Réponse adaptative de l’organisme face au stress aigu

Spé. SVT · Terminale · cours rédigé et vérifié par Claryo, conforme au Bulletin officiel

L'essentiel

Le stress aigu est l'ensemble des réactions rapides et adaptatives de l'organisme face à une situation perçue comme menaçante ou imprévue. Cette réponse, coordonnée par le cerveau (l'hypothalamus), mobilise l'organisme pour faire face (fuite ou combat) puis le ramène à l'équilibre une fois la menace écartée.

La réponse emprunte deux voies complémentaires.

La voie nerveuse, très rapide (quelques secondes), met en jeu le système nerveux sympathique (autonome), qui stimule la médullosurrénale.

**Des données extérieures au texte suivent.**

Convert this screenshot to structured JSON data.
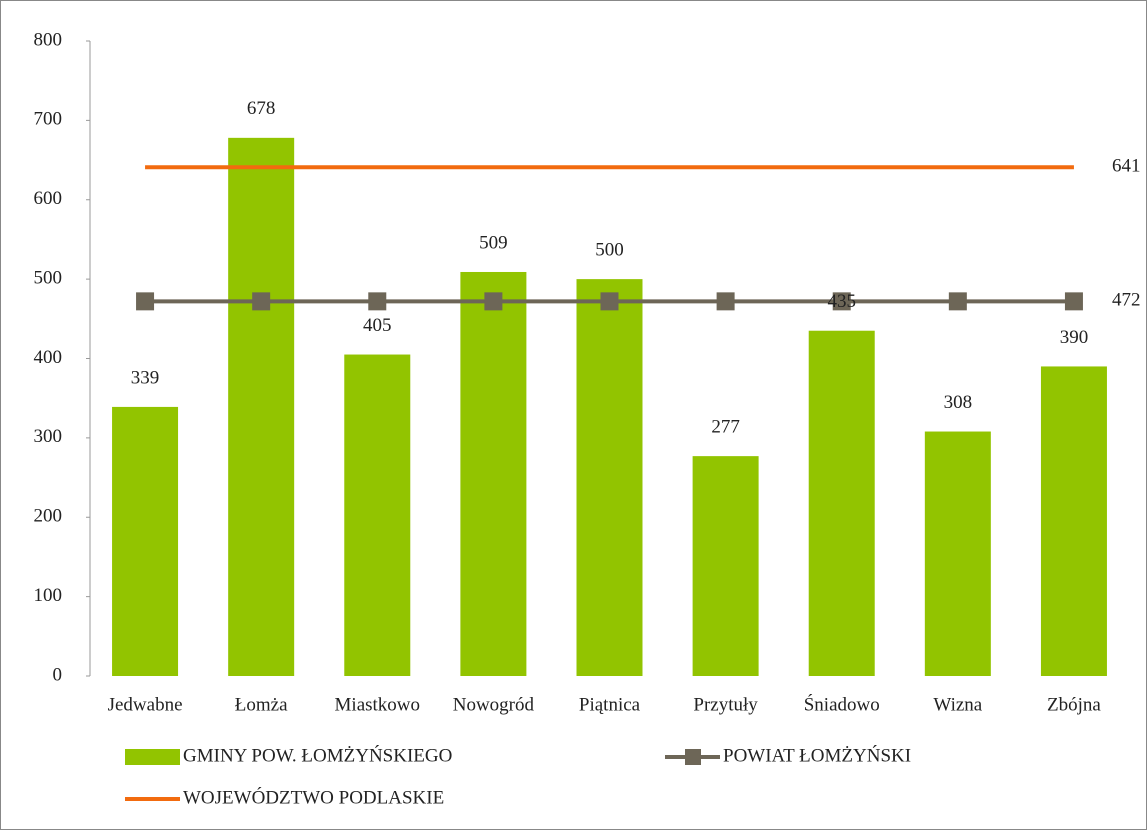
{
  "chart_data": {
    "type": "bar",
    "categories": [
      "Jedwabne",
      "Łomża",
      "Miastkowo",
      "Nowogród",
      "Piątnica",
      "Przytuły",
      "Śniadowo",
      "Wizna",
      "Zbójna"
    ],
    "series": [
      {
        "name": "GMINY POW. ŁOMŻYŃSKIEGO",
        "type": "bar",
        "color": "#92c400",
        "values": [
          339,
          678,
          405,
          509,
          500,
          277,
          435,
          308,
          390
        ]
      },
      {
        "name": "POWIAT ŁOMŻYŃSKI",
        "type": "line",
        "marker": "square",
        "color": "#6d6657",
        "values": [
          472,
          472,
          472,
          472,
          472,
          472,
          472,
          472,
          472
        ]
      },
      {
        "name": "WOJEWÓDZTWO PODLASKIE",
        "type": "line",
        "color": "#f26b0f",
        "values": [
          641,
          641,
          641,
          641,
          641,
          641,
          641,
          641,
          641
        ]
      }
    ],
    "ylim": [
      0,
      800
    ],
    "yticks": [
      0,
      100,
      200,
      300,
      400,
      500,
      600,
      700,
      800
    ],
    "grid": false
  }
}
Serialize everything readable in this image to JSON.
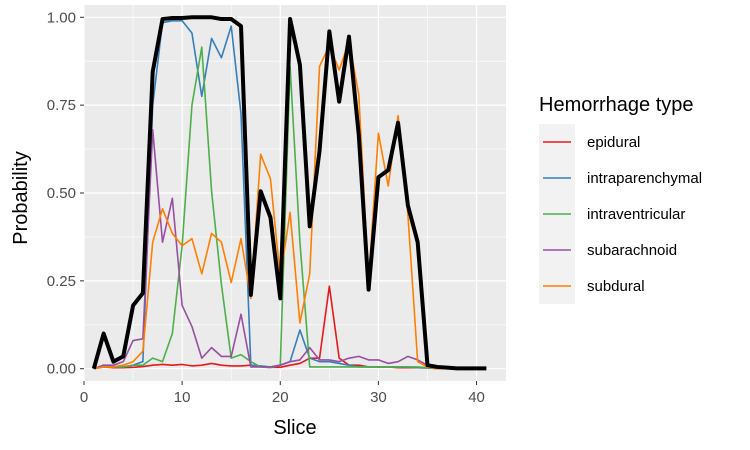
{
  "chart_data": {
    "type": "line",
    "xlabel": "Slice",
    "ylabel": "Probability",
    "xlim": [
      0,
      43
    ],
    "ylim": [
      -0.035,
      1.035
    ],
    "xticks": [
      0,
      10,
      20,
      30,
      40
    ],
    "yticks": [
      0.0,
      0.25,
      0.5,
      0.75,
      1.0
    ],
    "ytick_labels": [
      "0.00",
      "0.25",
      "0.50",
      "0.75",
      "1.00"
    ],
    "grid": true,
    "legend": {
      "title": "Hemorrhage type",
      "placement": "right",
      "entries": [
        "epidural",
        "intraparenchymal",
        "intraventricular",
        "subarachnoid",
        "subdural"
      ]
    },
    "x": [
      1,
      2,
      3,
      4,
      5,
      6,
      7,
      8,
      9,
      10,
      11,
      12,
      13,
      14,
      15,
      16,
      17,
      18,
      19,
      20,
      21,
      22,
      23,
      24,
      25,
      26,
      27,
      28,
      29,
      30,
      31,
      32,
      33,
      34,
      35,
      36,
      37,
      38,
      39,
      40,
      41
    ],
    "series": [
      {
        "name": "epidural",
        "color": "#E41A1C",
        "width": 1.6,
        "values": [
          0.0,
          0.005,
          0.003,
          0.003,
          0.004,
          0.006,
          0.01,
          0.012,
          0.01,
          0.012,
          0.008,
          0.01,
          0.015,
          0.01,
          0.008,
          0.008,
          0.01,
          0.006,
          0.004,
          0.004,
          0.01,
          0.015,
          0.03,
          0.03,
          0.235,
          0.03,
          0.01,
          0.01,
          0.005,
          0.005,
          0.005,
          0.003,
          0.003,
          0.003,
          0.002,
          0.002,
          0.0,
          0.0,
          0.0,
          0.0,
          0.0
        ]
      },
      {
        "name": "intraparenchymal",
        "color": "#377EB8",
        "width": 1.6,
        "values": [
          0.0,
          0.01,
          0.005,
          0.005,
          0.01,
          0.02,
          0.75,
          0.985,
          0.99,
          0.99,
          0.955,
          0.775,
          0.94,
          0.885,
          0.975,
          0.725,
          0.01,
          0.008,
          0.005,
          0.01,
          0.02,
          0.11,
          0.03,
          0.02,
          0.02,
          0.015,
          0.01,
          0.005,
          0.005,
          0.005,
          0.005,
          0.005,
          0.005,
          0.003,
          0.002,
          0.0,
          0.0,
          0.0,
          0.0,
          0.0,
          0.0
        ]
      },
      {
        "name": "intraventricular",
        "color": "#4DAF4A",
        "width": 1.6,
        "values": [
          0.0,
          0.005,
          0.005,
          0.005,
          0.01,
          0.01,
          0.03,
          0.02,
          0.1,
          0.35,
          0.75,
          0.915,
          0.505,
          0.24,
          0.03,
          0.04,
          0.02,
          0.005,
          0.003,
          0.01,
          0.86,
          0.36,
          0.005,
          0.005,
          0.005,
          0.005,
          0.005,
          0.005,
          0.005,
          0.005,
          0.005,
          0.005,
          0.005,
          0.005,
          0.003,
          0.002,
          0.0,
          0.0,
          0.0,
          0.0,
          0.0
        ]
      },
      {
        "name": "subarachnoid",
        "color": "#984EA3",
        "width": 1.6,
        "values": [
          0.0,
          0.01,
          0.01,
          0.02,
          0.08,
          0.085,
          0.68,
          0.36,
          0.485,
          0.18,
          0.12,
          0.03,
          0.06,
          0.035,
          0.035,
          0.155,
          0.005,
          0.005,
          0.005,
          0.01,
          0.02,
          0.025,
          0.06,
          0.025,
          0.025,
          0.02,
          0.03,
          0.035,
          0.025,
          0.025,
          0.015,
          0.02,
          0.035,
          0.025,
          0.01,
          0.005,
          0.0,
          0.0,
          0.0,
          0.0,
          0.0
        ]
      },
      {
        "name": "subdural",
        "color": "#FF7F00",
        "width": 1.6,
        "values": [
          0.0,
          0.005,
          0.005,
          0.01,
          0.02,
          0.05,
          0.36,
          0.455,
          0.385,
          0.35,
          0.37,
          0.27,
          0.385,
          0.36,
          0.245,
          0.37,
          0.2,
          0.61,
          0.54,
          0.26,
          0.445,
          0.13,
          0.27,
          0.86,
          0.92,
          0.85,
          0.93,
          0.78,
          0.25,
          0.67,
          0.52,
          0.72,
          0.44,
          0.02,
          0.005,
          0.0,
          0.0,
          0.0,
          0.0,
          0.0,
          0.0
        ]
      },
      {
        "name": "",
        "color": "#000000",
        "width": 4,
        "values": [
          0.0,
          0.1,
          0.02,
          0.035,
          0.18,
          0.215,
          0.845,
          0.995,
          0.998,
          0.998,
          1.0,
          1.0,
          1.0,
          0.995,
          0.995,
          0.975,
          0.21,
          0.505,
          0.43,
          0.2,
          0.995,
          0.865,
          0.405,
          0.62,
          0.96,
          0.76,
          0.945,
          0.665,
          0.225,
          0.545,
          0.565,
          0.7,
          0.465,
          0.36,
          0.01,
          0.005,
          0.003,
          0.001,
          0.001,
          0.001,
          0.001
        ]
      }
    ]
  }
}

Celle-ci libère l'adrénaline : accélération du rythme cardiaque, augmentation de la pression artérielle, dilatation des bronches, hyperglycémie, redistribution du sang vers les muscles. Ces effets augmentent l'apport d'énergie et d'oxygène aux organes mobilisés.

La voie hormonale, plus lente mais plus durable, repose sur l'axe hypothalamo-hypophyso-surrénalien : l'hypothalamus libère la CRH, qui déclenche la sécrétion d'ACTH par l'hypophyse, laquelle stimule la corticosurrénale à produire le cortisol. Le cortisol mobilise durablement l'énergie (glucose).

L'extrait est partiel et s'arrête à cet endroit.